Members of the Joint Finance-Appropriations Committee appear much taken aback this morning at the request for $14.45 million to bail out the Idaho Education Network, the broadband service run by contractor Education Networks of America that provides broadband connections to every Idaho high school. The state Department of Administration is proposing expanding the network next year to elementary and middle schools as well, with another $3.5 million state investment. Federal “e-rate” funds that were supposed to pay for much of the costs over the past year never arrived; the state is proposing the additional state funding to pay the contractors to make that up.
“This is a very interesting development,” said Sen. Dan Schmidt, D-Moscow. “Are there other relationships with the federal government that might be at risk here?
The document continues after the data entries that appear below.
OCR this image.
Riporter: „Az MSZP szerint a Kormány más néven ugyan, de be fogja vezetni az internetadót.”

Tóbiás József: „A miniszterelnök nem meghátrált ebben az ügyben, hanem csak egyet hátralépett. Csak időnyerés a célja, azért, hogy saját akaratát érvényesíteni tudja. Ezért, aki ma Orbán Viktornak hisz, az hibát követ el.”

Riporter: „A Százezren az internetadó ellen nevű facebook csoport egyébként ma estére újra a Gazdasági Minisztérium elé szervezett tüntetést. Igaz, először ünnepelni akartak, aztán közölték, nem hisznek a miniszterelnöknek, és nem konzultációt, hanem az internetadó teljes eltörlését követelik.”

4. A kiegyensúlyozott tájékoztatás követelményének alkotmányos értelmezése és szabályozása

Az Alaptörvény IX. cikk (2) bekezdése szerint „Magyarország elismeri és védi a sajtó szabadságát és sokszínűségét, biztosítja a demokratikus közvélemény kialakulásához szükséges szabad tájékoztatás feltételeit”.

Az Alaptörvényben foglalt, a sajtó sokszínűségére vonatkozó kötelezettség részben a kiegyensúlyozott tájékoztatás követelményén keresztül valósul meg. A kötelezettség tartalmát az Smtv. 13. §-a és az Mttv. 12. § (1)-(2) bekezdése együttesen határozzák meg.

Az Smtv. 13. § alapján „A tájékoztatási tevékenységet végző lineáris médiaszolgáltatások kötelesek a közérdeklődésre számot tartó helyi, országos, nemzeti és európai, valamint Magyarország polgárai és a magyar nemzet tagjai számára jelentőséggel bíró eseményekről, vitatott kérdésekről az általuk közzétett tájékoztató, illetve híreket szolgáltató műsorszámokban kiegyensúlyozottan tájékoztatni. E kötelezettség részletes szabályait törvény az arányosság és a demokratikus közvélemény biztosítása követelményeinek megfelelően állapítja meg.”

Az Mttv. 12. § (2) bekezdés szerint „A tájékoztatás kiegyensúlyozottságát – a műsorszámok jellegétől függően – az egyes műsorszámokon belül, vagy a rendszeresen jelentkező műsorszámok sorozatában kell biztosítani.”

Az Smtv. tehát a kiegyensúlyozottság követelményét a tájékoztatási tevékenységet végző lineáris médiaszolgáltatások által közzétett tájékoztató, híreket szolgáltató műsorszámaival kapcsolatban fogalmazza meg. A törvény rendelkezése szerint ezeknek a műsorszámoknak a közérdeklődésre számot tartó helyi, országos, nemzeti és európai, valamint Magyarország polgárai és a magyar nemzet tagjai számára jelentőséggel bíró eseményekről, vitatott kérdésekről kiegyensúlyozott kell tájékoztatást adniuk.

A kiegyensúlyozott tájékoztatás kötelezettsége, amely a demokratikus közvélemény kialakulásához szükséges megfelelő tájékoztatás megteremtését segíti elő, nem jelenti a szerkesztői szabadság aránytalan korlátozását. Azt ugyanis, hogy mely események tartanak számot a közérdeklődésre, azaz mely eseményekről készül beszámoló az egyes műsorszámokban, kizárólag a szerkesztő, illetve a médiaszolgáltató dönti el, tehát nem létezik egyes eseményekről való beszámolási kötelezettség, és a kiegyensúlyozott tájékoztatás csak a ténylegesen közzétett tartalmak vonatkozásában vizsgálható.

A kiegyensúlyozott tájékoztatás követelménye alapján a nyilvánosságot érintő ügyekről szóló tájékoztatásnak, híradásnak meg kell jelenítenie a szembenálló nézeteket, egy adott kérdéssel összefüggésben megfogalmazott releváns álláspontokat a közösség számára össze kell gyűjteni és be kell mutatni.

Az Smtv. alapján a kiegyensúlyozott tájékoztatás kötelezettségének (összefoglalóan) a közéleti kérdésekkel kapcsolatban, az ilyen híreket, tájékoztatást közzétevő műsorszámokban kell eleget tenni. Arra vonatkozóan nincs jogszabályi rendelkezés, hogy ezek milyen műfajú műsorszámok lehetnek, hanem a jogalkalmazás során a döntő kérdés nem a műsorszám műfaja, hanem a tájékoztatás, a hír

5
Because this sounds very mysterious to me.”
Sen. Dean Mortimer, R-Idaho Falls, said, “I’m very, very concerned with the sense of urgency and the timing ... particularly when we have such a large amount of money at stake.”
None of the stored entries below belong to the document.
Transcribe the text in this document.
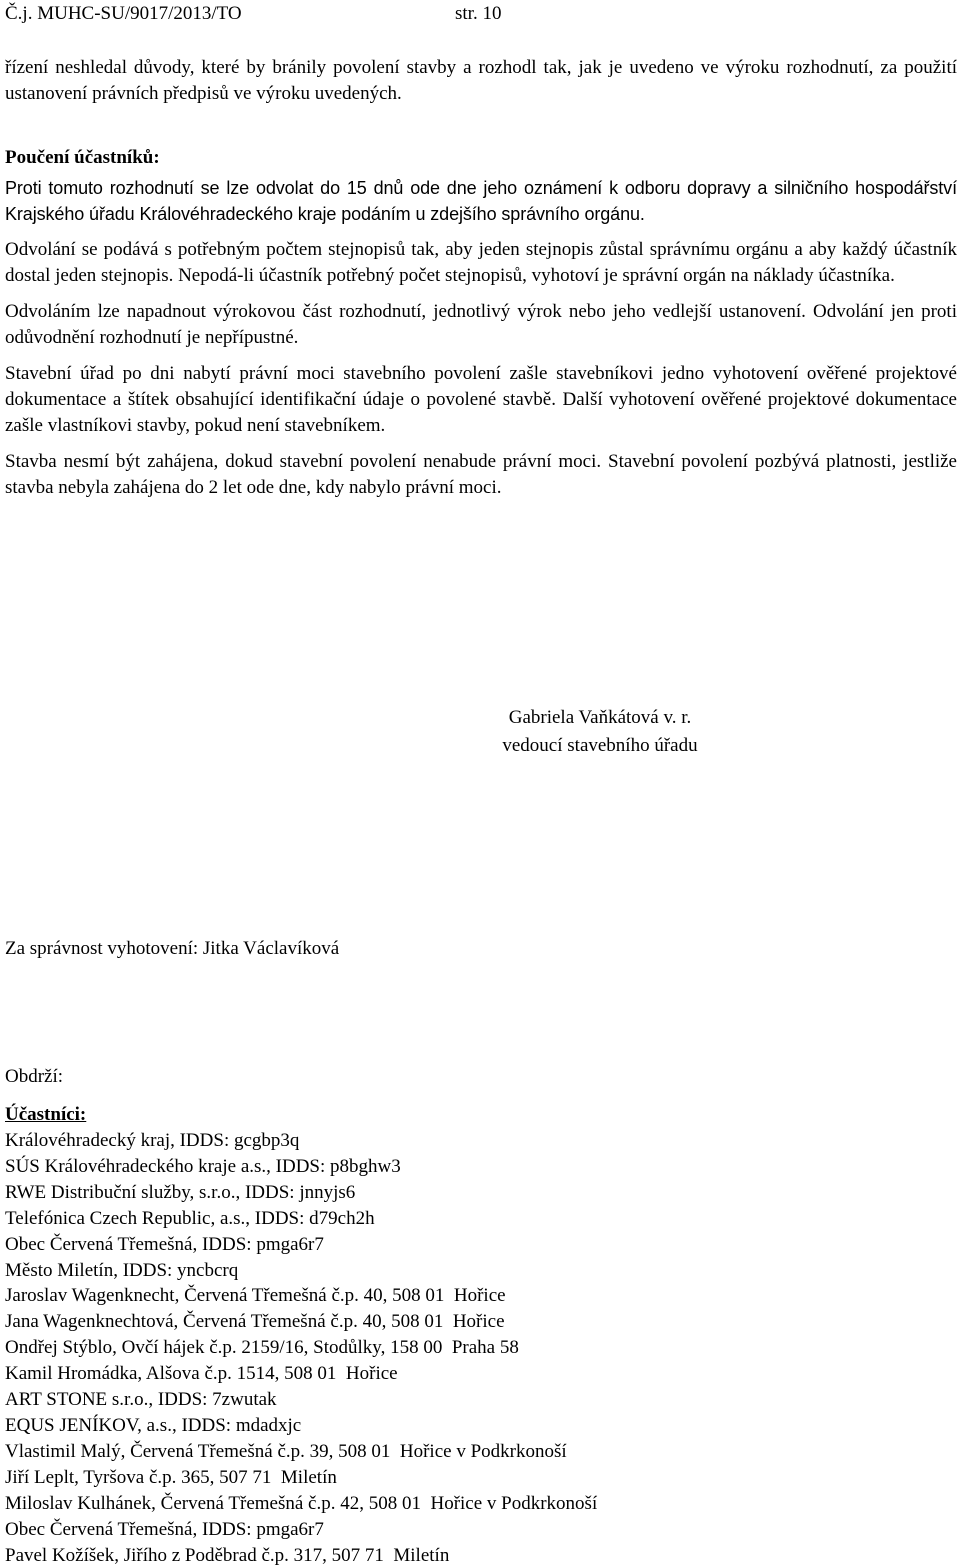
Č.j. MUHC-SU/9017/2013/TO	str. 10

řízení neshledal důvody, které by bránily povolení stavby a rozhodl tak, jak je uvedeno ve výroku rozhodnutí, za použití ustanovení právních předpisů ve výroku uvedených.

Poučení účastníků:

Proti tomuto rozhodnutí se lze odvolat do 15 dnů ode dne jeho oznámení k odboru dopravy a silničního hospodářství Krajského úřadu Královéhradeckého kraje podáním u zdejšího správního orgánu.

Odvolání se podává s potřebným počtem stejnopisů tak, aby jeden stejnopis zůstal správnímu orgánu a aby každý účastník dostal jeden stejnopis. Nepodá-li účastník potřebný počet stejnopisů, vyhotoví je správní orgán na náklady účastníka.

Odvoláním lze napadnout výrokovou část rozhodnutí, jednotlivý výrok nebo jeho vedlejší ustanovení. Odvolání jen proti odůvodnění rozhodnutí je nepřípustné.

Stavební úřad po dni nabytí právní moci stavebního povolení zašle stavebníkovi jedno vyhotovení ověřené projektové dokumentace a štítek obsahující identifikační údaje o povolené stavbě. Další vyhotovení ověřené projektové dokumentace zašle vlastníkovi stavby, pokud není stavebníkem.

Stavba nesmí být zahájena, dokud stavební povolení nenabude právní moci. Stavební povolení pozbývá platnosti, jestliže stavba nebyla zahájena do 2 let ode dne, kdy nabylo právní moci.

Gabriela Vaňkátová v. r.
vedoucí stavebního úřadu
Za správnost vyhotovení: Jitka Václavíková
Obdrží:
Účastníci:
Královéhradecký kraj, IDDS: gcgbp3q
SÚS Královéhradeckého kraje a.s., IDDS: p8bghw3
RWE Distribuční služby, s.r.o., IDDS: jnnyjs6
Telefónica Czech Republic, a.s., IDDS: d79ch2h
Obec Červená Třemešná, IDDS: pmga6r7
Město Miletín, IDDS: yncbcrq
Jaroslav Wagenknecht, Červená Třemešná č.p. 40, 508 01  Hořice
Jana Wagenknechtová, Červená Třemešná č.p. 40, 508 01  Hořice
Ondřej Stýblo, Ovčí hájek č.p. 2159/16, Stodůlky, 158 00  Praha 58
Kamil Hromádka, Alšova č.p. 1514, 508 01  Hořice
ART STONE s.r.o., IDDS: 7zwutak
EQUS JENÍKOV, a.s., IDDS: mdadxjc
Vlastimil Malý, Červená Třemešná č.p. 39, 508 01  Hořice v Podkrkonoší
Jiří Leplt, Tyršova č.p. 365, 507 71  Miletín
Miloslav Kulhánek, Červená Třemešná č.p. 42, 508 01  Hořice v Podkrkonoší
Obec Červená Třemešná, IDDS: pmga6r7
Pavel Kožíšek, Jiřího z Poděbrad č.p. 317, 507 71  Miletín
Sen. Shawn Keough, R-Sandpoint, said, “I’m struggling because what we’re being asked to do on behalf of the taxpayers of Idaho is to fund an obligation or a partnership that existed with the federal government on e-rate funding ... and many school districts had their own e-rate relationship before we established the IEN. So the state disrupted a previous relationship with many of our school districts on e-rate funding. We built the IEN and it’s been a marvelous tool, but now, because of this lawsuit dragging on, that funding is in jeopardy. The ability to move forward into expansion that has great support into elementary and middle schools is in jeopardy, because I’m not sure how fiduciarily we can move forward when we don’t know if our federal partners are going to be involved.”
Rep. Shirley Ringo, D-Moscow, said, “I think I agree with Sen. Mortimer that we’re at a state where a nose-to-nose meeting is in order.”